The result is a brief report, usually two or three pages in length. This report includes analysis of the property and neighborhood, photographs, comparable properties ("comps"), and local and regional market information.

==Types of BPOs==
A broker may do a drive-by BPO or an interior BPO. In drive-by BPOs, the professionals do not have access to the interior of the property; they rely on exterior appearance, neighborhood information, comparables, and other documentation. The interior BPO is more in-depth; it requires the agent to make contact with the borrower or point of contact (POC) to schedule an inspection, and when arriving the agent looks the property over and notes all repairs needed to bring the property to average condition fair market value (updates and upgrades are not allowed, unless the agent can show that the local market calls for updates or upgrades i.e. granite countertops stainless appliances and hardwood floors). A photo of the front, rear and both sides of exterior are taken, as well as a photo of each room of the interior, as well as all mechanicals and appliances. When completing the report, value is chosen for 30 day quicksale, and 60–90 day values, and a suggested list price for each is calculated based on market conditions and list to sale ratio for that market. The repaired fair market value is then reduced by itemized repair costs to find the as-is value.

==Comparison to other kinds of value analysis==
- Automated valuation model
In an automated valuation model (AVM), a computerized mathematical model evaluates basic features of the property, compares to area sales, and determines a rough value.
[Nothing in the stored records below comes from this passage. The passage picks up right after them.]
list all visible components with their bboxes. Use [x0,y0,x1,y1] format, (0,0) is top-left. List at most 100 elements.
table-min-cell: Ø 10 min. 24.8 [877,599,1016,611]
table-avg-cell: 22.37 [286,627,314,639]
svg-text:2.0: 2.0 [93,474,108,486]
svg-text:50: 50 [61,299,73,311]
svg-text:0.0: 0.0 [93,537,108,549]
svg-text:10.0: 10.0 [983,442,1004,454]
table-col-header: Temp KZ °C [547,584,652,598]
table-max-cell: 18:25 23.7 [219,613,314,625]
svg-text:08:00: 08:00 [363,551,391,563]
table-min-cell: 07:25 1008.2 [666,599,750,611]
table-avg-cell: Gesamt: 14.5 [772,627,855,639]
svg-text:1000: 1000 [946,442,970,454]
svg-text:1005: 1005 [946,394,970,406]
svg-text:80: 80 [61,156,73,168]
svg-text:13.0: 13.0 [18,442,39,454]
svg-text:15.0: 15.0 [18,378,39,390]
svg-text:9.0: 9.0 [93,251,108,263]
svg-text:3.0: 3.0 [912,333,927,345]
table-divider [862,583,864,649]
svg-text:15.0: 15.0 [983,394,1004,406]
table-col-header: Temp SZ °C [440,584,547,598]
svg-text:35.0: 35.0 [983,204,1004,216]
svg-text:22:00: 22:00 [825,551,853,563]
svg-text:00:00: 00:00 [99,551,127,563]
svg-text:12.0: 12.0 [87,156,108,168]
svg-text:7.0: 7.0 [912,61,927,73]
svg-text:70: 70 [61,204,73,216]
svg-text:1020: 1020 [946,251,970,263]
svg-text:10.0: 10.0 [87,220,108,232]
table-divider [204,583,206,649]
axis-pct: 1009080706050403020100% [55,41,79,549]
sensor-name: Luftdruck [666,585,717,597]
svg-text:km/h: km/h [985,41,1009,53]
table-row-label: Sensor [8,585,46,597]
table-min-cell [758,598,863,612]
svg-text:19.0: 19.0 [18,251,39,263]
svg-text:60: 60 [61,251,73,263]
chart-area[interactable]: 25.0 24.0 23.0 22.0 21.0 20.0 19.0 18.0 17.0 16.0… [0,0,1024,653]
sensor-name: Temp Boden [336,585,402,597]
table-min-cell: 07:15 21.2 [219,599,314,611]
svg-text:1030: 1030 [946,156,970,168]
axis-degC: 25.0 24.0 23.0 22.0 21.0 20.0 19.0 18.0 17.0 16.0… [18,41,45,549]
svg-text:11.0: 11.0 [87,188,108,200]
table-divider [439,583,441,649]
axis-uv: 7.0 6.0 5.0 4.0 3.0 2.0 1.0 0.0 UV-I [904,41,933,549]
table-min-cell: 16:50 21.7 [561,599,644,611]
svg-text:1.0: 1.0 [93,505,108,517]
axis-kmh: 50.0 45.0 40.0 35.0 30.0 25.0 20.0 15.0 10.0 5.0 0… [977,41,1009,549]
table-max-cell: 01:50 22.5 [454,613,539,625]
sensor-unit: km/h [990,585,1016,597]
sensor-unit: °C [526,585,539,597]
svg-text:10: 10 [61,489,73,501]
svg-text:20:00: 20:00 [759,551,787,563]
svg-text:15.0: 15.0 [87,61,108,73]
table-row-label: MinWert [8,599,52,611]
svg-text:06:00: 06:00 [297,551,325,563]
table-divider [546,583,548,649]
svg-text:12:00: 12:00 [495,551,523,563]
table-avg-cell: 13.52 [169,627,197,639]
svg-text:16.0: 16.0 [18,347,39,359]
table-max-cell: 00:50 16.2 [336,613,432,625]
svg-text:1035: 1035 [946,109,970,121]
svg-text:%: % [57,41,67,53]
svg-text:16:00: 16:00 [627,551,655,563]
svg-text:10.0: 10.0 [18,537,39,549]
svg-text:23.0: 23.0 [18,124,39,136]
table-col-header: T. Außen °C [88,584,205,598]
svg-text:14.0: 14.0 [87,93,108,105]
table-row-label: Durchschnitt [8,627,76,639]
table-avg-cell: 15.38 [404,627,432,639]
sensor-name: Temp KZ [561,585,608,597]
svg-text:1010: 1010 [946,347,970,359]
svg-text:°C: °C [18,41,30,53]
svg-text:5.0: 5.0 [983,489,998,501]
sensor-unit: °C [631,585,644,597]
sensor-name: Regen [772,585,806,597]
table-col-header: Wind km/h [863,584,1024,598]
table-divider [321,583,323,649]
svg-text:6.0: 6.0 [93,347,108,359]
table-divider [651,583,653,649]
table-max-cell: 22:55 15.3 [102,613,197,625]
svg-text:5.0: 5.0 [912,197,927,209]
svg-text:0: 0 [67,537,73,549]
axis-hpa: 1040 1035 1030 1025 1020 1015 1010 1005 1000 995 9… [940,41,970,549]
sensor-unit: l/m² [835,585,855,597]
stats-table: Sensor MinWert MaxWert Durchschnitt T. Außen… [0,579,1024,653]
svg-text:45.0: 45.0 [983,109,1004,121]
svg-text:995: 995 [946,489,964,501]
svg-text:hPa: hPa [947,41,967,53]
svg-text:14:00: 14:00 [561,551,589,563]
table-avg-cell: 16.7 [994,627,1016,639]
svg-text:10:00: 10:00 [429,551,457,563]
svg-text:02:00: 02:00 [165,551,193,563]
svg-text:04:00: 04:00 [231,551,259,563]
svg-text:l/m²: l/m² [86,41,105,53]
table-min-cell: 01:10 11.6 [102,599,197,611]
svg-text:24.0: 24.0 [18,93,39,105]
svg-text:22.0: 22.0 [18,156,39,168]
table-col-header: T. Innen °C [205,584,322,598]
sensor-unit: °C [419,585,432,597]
The calculation takes into account information about property size, bedrooms, and bathrooms. An AVM is a basic evaluation – "just to make sure that the property value is in the right ball park" – and may be replaced by a full real estate appraisal. Because an AVM does not involve a site visit, it does not include factors such as condition or upgrades.

- Comparative Market Analysis
An individual who is looking to sell or purchase a home might request that an agent perform a comparative market analysis (CMA) to determine a reasonable listing price or offering price. The process of deciding a CMA price is similar to a BPO. However, a BPO – whether the exterior drive-by BPO or the full interior BPO – is more thorough than most CMAs.

- Real estate appraisal
Unlike a BPO professional, a real estate appraiser must be licensed or certified in most countries. A BPO is less thorough than an appraisal.

Only a licensed or certified appraiser can execute a valuation or an appraisal.